One day you finally knew

what you had to do, and began,

though the voices around you

kept shouting

their bad advice –

though the whole house

began to tremble

and you felt the old tug

at your ankles.

‘Mend my life!’

each voice cried.

But you didn’t stop.

You knew what you had to do,

though the wind pried

with its stiff fingers

at the very foundations,

though their melancholy

was terrible.

It was already late

enough, and a wild night,

and the road full of fallen

branches and stones.

But little by little,

as you left their voices behind,

the stars began to burn

through the sheets of clouds,

and there was a new voice

which you slowly

recognised as your own,

that kept you company

as you strode deeper and deeper

into the world,

determined to do

the only thing you could do –

determined to save

the only life you could save.

MARY OLIVER

Dream Work, copyright © 1986 by Mary Oliver, by permission of Grove/Atlantic, Inc; any third party use of this material, outside of this publication, is prohibited.

As I was with the work of Billy Collins I am pretty much the last person to come to the Mary Oliver party. It took an evening of noodling around on the internet searching for something else for me to discover her properly. I had felt Oliver’s searching and tough-delicate poems kind of bouncing off me a little. I am not proud of it; but it is true.

It came in the form of a blog post by my friend Malcolm Doney, in which he retold the story of Jeremy Paxman grilling Russell Brand on Newsnight, in the wake of the fallout from his prank call, with Jonathan Ross, to Andrew Sachs. I never saw the programme in question but feel as though I have. Brand stated that there are two Russell Brands, the one people go to see and hear, expecting something miraculous, and the idiot who makes prank phone calls. He confessed to making the same mistake himself, thinking he was phoning up Manuel from Fawlty Towers, not somebody’s grandfather. He believed in the icon, not the man.

Not least among the pleasures of reading Malcolm’s piece, therefore, was the physical sensation of feeling my preconceived ideas about Brand being turned on their head. From the sound of it, this is what Jeremy Paxman went through as well.

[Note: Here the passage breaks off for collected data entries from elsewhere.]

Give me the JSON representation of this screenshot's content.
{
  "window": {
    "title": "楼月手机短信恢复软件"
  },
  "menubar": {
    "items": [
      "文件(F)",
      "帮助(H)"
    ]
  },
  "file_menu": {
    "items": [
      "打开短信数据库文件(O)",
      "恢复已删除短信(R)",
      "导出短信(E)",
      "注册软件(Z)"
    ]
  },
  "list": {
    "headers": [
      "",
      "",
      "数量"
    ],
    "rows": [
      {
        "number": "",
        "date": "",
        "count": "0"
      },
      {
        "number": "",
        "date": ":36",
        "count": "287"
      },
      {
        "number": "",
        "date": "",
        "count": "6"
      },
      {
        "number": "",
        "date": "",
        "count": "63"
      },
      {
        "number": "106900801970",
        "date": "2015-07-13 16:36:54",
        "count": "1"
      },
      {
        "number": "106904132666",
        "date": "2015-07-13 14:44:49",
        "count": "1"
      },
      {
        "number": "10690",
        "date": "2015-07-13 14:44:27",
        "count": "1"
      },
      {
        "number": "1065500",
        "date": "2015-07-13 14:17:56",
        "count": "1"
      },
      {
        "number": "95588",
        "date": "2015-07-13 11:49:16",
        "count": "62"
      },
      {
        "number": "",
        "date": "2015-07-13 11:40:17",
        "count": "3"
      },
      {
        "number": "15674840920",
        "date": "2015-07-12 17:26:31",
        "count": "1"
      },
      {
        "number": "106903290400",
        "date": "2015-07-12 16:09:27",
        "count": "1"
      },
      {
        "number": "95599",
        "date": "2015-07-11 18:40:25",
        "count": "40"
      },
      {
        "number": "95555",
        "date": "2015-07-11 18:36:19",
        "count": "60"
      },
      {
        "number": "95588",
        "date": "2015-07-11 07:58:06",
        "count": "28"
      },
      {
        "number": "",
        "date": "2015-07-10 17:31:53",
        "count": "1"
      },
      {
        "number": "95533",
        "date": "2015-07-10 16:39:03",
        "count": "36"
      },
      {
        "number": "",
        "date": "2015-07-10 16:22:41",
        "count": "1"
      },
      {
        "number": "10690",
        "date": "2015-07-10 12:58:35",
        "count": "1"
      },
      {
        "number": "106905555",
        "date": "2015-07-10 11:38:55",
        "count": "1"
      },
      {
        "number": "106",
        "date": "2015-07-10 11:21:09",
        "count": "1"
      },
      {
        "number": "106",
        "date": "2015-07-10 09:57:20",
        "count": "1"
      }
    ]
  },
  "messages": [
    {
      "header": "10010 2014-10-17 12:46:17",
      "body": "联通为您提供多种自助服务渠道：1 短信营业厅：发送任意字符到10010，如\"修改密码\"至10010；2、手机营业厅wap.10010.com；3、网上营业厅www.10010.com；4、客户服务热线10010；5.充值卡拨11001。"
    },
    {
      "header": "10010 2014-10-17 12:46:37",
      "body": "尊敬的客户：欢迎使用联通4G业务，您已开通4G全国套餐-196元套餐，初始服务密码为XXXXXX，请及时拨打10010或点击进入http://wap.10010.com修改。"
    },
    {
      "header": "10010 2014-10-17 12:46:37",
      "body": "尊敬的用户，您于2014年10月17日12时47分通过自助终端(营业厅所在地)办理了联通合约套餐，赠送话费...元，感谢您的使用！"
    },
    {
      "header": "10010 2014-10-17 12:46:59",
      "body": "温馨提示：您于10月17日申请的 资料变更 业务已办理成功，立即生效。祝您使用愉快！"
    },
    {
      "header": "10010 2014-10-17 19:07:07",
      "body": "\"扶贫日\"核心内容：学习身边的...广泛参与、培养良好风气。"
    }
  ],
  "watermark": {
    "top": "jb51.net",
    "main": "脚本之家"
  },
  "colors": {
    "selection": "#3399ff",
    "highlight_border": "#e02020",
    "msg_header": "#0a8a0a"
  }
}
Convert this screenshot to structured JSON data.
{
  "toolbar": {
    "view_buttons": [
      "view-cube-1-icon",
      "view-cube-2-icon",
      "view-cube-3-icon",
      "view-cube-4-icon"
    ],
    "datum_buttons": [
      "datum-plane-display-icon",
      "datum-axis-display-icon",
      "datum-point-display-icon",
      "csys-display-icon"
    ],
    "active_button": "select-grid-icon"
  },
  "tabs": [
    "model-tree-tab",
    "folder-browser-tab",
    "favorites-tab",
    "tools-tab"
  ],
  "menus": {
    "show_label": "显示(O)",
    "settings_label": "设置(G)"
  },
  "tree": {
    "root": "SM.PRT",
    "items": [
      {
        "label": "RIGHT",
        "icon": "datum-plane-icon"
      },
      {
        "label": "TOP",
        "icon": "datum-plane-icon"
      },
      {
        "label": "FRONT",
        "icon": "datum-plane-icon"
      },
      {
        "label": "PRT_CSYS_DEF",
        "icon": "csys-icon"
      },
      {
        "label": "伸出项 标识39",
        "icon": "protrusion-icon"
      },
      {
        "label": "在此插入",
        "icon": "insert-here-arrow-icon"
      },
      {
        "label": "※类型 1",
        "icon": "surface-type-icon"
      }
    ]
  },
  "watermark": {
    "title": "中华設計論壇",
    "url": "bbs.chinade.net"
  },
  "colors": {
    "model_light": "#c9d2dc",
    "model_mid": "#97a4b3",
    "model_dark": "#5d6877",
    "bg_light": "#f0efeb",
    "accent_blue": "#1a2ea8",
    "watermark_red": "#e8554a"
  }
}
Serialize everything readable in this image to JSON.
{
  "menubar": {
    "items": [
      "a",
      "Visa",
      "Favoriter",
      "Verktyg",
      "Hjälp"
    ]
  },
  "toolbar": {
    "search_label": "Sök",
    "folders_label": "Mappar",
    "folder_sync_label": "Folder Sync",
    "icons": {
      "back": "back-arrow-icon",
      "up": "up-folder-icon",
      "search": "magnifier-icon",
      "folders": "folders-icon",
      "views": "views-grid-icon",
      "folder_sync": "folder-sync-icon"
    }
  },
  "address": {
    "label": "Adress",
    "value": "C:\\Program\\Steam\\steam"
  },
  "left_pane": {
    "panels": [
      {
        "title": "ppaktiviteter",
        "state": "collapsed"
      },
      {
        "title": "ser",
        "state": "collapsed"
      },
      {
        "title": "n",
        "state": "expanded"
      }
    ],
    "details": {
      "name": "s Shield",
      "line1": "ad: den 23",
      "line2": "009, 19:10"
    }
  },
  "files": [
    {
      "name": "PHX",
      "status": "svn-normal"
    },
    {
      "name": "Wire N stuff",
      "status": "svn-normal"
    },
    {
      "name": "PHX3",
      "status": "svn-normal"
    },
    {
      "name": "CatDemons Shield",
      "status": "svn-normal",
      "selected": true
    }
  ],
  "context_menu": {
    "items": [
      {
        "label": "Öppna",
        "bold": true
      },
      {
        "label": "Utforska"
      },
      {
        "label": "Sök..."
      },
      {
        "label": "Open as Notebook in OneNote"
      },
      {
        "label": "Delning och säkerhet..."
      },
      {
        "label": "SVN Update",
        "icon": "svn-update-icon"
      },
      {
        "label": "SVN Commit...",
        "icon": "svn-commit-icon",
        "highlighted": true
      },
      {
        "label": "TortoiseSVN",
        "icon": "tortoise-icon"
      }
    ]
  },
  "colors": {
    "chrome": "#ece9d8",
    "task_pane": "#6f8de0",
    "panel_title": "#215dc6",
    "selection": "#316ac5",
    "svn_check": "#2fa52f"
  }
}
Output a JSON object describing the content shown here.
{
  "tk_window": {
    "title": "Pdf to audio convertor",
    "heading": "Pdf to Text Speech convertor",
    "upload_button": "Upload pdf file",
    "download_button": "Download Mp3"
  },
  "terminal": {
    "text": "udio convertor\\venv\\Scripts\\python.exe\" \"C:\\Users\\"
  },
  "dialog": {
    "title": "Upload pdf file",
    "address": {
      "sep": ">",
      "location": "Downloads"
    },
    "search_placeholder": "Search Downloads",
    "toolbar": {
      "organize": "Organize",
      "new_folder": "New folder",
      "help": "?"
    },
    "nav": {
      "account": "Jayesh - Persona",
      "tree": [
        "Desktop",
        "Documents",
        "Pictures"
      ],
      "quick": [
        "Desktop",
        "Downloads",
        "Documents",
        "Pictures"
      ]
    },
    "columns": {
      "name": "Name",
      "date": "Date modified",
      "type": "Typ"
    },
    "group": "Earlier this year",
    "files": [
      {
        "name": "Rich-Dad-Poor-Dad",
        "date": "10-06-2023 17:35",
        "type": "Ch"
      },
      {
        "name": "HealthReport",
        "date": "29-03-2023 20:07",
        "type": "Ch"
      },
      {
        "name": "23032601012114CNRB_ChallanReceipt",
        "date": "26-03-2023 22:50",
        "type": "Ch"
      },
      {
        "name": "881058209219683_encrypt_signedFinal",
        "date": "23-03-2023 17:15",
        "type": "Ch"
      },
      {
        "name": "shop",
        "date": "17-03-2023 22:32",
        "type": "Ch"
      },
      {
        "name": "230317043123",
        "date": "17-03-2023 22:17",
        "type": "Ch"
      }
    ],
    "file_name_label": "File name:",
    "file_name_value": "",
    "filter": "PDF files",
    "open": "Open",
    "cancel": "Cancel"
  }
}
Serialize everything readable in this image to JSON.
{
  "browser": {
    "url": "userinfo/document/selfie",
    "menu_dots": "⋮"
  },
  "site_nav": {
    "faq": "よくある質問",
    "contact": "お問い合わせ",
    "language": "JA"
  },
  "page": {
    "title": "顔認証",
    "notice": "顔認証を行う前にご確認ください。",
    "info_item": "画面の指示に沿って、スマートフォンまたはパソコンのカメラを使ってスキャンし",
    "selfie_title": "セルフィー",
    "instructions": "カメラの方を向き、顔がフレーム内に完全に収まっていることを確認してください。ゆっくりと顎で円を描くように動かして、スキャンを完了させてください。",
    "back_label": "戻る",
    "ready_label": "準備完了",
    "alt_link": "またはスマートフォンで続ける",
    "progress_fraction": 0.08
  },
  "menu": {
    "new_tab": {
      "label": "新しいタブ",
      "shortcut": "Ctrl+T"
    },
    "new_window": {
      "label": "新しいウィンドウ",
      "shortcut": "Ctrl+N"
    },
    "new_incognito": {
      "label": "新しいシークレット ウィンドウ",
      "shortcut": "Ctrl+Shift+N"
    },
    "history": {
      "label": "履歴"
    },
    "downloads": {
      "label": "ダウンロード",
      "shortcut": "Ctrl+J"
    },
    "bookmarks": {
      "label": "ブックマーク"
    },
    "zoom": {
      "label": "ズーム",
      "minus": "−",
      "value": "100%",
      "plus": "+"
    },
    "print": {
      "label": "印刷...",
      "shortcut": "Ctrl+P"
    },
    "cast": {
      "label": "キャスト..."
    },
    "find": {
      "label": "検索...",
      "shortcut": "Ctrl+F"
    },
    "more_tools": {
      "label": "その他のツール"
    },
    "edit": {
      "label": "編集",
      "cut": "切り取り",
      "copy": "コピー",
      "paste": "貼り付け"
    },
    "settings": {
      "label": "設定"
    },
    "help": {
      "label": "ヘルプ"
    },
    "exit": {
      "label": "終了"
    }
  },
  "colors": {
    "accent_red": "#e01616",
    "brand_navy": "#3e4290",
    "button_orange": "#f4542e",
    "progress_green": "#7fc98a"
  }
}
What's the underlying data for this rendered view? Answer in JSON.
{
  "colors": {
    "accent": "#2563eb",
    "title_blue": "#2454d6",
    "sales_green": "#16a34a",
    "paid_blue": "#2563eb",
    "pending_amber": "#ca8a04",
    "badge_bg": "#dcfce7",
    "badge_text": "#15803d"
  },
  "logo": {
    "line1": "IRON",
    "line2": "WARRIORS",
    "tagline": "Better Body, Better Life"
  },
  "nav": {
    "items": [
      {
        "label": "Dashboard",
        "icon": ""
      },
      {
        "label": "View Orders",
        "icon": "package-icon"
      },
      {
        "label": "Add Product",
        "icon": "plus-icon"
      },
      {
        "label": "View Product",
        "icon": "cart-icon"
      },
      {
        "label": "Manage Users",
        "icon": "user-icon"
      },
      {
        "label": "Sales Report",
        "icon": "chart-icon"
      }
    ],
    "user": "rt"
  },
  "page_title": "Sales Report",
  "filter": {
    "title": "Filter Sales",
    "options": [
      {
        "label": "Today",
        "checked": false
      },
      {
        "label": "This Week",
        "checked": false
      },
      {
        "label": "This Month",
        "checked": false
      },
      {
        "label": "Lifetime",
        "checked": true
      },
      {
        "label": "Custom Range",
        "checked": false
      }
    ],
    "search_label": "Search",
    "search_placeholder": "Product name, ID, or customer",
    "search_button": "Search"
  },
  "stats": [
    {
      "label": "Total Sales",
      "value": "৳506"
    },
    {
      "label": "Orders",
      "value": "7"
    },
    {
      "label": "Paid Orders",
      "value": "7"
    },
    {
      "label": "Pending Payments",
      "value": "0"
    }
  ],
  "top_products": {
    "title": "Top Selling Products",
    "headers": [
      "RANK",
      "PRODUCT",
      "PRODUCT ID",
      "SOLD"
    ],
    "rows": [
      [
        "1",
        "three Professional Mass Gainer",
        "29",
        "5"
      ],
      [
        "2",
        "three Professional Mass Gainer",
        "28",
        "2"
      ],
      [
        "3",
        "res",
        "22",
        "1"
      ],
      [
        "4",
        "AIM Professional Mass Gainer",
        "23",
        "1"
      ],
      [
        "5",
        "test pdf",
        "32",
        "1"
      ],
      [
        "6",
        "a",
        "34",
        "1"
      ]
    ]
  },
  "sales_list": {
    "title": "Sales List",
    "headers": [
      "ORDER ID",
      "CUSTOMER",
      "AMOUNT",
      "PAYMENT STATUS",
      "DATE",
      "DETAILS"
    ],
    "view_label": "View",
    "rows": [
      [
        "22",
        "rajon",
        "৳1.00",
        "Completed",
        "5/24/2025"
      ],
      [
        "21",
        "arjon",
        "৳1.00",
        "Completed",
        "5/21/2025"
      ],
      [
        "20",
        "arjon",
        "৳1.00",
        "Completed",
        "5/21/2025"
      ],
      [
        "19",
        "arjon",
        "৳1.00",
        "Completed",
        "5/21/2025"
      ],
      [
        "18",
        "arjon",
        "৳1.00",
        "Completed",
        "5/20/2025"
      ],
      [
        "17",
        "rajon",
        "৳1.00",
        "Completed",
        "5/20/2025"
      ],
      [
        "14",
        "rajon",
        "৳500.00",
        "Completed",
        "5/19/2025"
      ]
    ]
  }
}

Paxman concluded the programme with this reflection, that there was important terrain for us to explore between ‘external validation and internal validation’: ‘a matter in essence, of finding yourself, beyond other people’s expectations’ as Malcolm so eloquently put it. At that point Malcolm’s piece stops; he lets Mary Oliver do the talking instead. Her poem is a life lesson I can never learn too often.